Alongside teaching and research, valorisation is increasingly viewed as a key responsibility of researchers. Should we as a university follow this trend?

Marian Joëls: I’m a great advocate of developing demand-led care products together with medical institutions – new drugs, medical devices; d eveloping together with patients and caregivers new care concepts and set up care platforms that contribute substantially to health improvement. To implement this and then evaluate whether people benefit. Other valori-sation challenges that the health sector is currently facing are how to deal with the availability of data wearables, the use of big data for medical research and how to respond to the developments in health innovation represented by e-health. These are interesting challenges for our research and teaching, and I am all too happy to facilitate this.

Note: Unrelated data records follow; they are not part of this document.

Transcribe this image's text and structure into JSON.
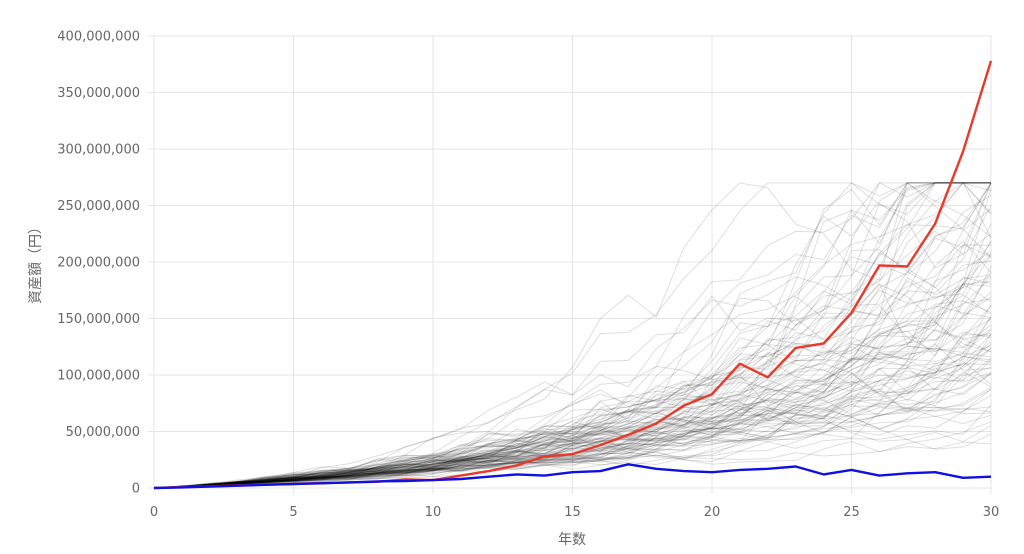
{
  "chart_data": {
    "type": "line",
    "xlabel": "年数",
    "ylabel": "資産額（円）",
    "xlim": [
      0,
      30
    ],
    "ylim": [
      0,
      400000000
    ],
    "x_ticks": [
      "0",
      "5",
      "10",
      "15",
      "20",
      "25",
      "30"
    ],
    "y_ticks": [
      "0",
      "50,000,000",
      "100,000,000",
      "150,000,000",
      "200,000,000",
      "250,000,000",
      "300,000,000",
      "350,000,000",
      "400,000,000"
    ],
    "grid": true,
    "x": [
      0,
      1,
      2,
      3,
      4,
      5,
      6,
      7,
      8,
      9,
      10,
      11,
      12,
      13,
      14,
      15,
      16,
      17,
      18,
      19,
      20,
      21,
      22,
      23,
      24,
      25,
      26,
      27,
      28,
      29,
      30
    ],
    "highlight_series": [
      {
        "color": "#e8392a",
        "values": [
          0,
          800000,
          1500000,
          2200000,
          3000000,
          3600000,
          4500000,
          5000000,
          5500000,
          7500000,
          7000000,
          11000000,
          15000000,
          20000000,
          28000000,
          30000000,
          38000000,
          47000000,
          57000000,
          73000000,
          83000000,
          110000000,
          98000000,
          124000000,
          128000000,
          155000000,
          197000000,
          196000000,
          234000000,
          298000000,
          378000000
        ]
      },
      {
        "color": "#1010e0",
        "values": [
          0,
          500000,
          1200000,
          2000000,
          2800000,
          3500000,
          4200000,
          5000000,
          5800000,
          6200000,
          7000000,
          8000000,
          10000000,
          12000000,
          11000000,
          14000000,
          15000000,
          21000000,
          17000000,
          15000000,
          14000000,
          16000000,
          17000000,
          19000000,
          12000000,
          16000000,
          11000000,
          13000000,
          14000000,
          9000000,
          10000000
        ]
      }
    ],
    "simulation_paths": {
      "color": "#000000",
      "opacity": 0.13,
      "count": 100,
      "median_final_value": 85000000,
      "max_final_value": 270000000
    }
  }
}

In my view, it is a necessity.’

Curriculum Vitae

Marian Joëls was awarded her PhD degree at Utrecht University in 1984. She carried out post-doctoral research at the University of Texas Medical Branch in Galveston and at the Scripps Research Institute in La Jolla, California. She worked at the University of Amsterdam from 1991 to 2009, first as an associate professor and subsequently as a full professor in neurobiology. Since 2009 she has been Professor of Neuroscience at the University Medical Center in Utrecht. She is currently Scientific Director of Brain Center Rudolf Magnus. She became a member of the Royal Netherlands Academy of Arts and Sciences in 2002 and served as President of the Federation of European Neuroscience Societies between 2012 and 2014.

Last modified:15 September 2017 3.20 p.m.